Quanto a isso, o assessor da secretaria de reformas econômicas do Ministério da Fazenda, Alexandre Ferreira, revelou que, para que a quantidade de contemplados chegue a 3,5 milhões nesta fase, as instituições financeiras deveriam perdoar as dívidas de até R$ 100 de seus clientes.
Haddad afirma que o Nubank não teria muitos prejuízos
Até o momento, o Nubank não mostrou interesse em participar da iniciativa da Fazenda. Por um lado, a instituição financeira afirma que não teria vantagens no Desenrola. Por outro, o ministro afirma que esses valores não são elevados no contexto de um banco.
Somente no Nubank, poderia haver o abatimento de dívidas de um milhão de clientes nesta fase inicial. Além disso, Haddad ressaltou que o valor não é alto para um banco e destacou que há o incentivo do crédito presumido.
O governo estima a liberação de aproximadamente R$ 50 bilhões por meio desse mecanismo de crédito presumido como incentivo para a adesão das instituições financeiras ao programa. Isso significa que essas instituições terão a oportunidade de receber benefícios financeiros proporcionais aos descontos concedidos nas negociações.

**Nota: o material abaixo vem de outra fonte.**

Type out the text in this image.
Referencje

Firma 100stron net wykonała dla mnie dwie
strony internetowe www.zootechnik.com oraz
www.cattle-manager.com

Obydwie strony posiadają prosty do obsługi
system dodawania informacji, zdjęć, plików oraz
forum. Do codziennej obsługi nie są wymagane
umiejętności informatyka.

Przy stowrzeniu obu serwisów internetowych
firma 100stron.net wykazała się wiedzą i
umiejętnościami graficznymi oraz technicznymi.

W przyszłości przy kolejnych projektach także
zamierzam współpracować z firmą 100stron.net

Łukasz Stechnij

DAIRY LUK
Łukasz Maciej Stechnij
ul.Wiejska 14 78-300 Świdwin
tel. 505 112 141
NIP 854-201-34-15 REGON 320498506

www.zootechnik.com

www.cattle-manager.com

Esses créditos presumidos funcionam como uma forma de compensação.
Negociação de R$ 30 bilhões
Segundo Haddad, uma das medidas previstas no programa é destinar recursos para a faixa 1, que engloba pessoas que recebem até dois R$ 2.640 e são registradas no Cadastro Único (CadÚnico).
Nessa faixa, está prevista a liberação de R$ 7,5 bilhões pela União para viabilizar a renegociação das dívidas. É importante destacar que pode haver aumento desse montante caso haja uma adesão significativa ao programa.
Portanto, essa garantia da União serviria como uma segurança para os bancos, permitindo que eles tenham mais segurança ao renegociar as dívidas. Com isso, estima-se que dívidas que totalizem até R$ 30 bilhões possam ser renegociadas pelos bancos.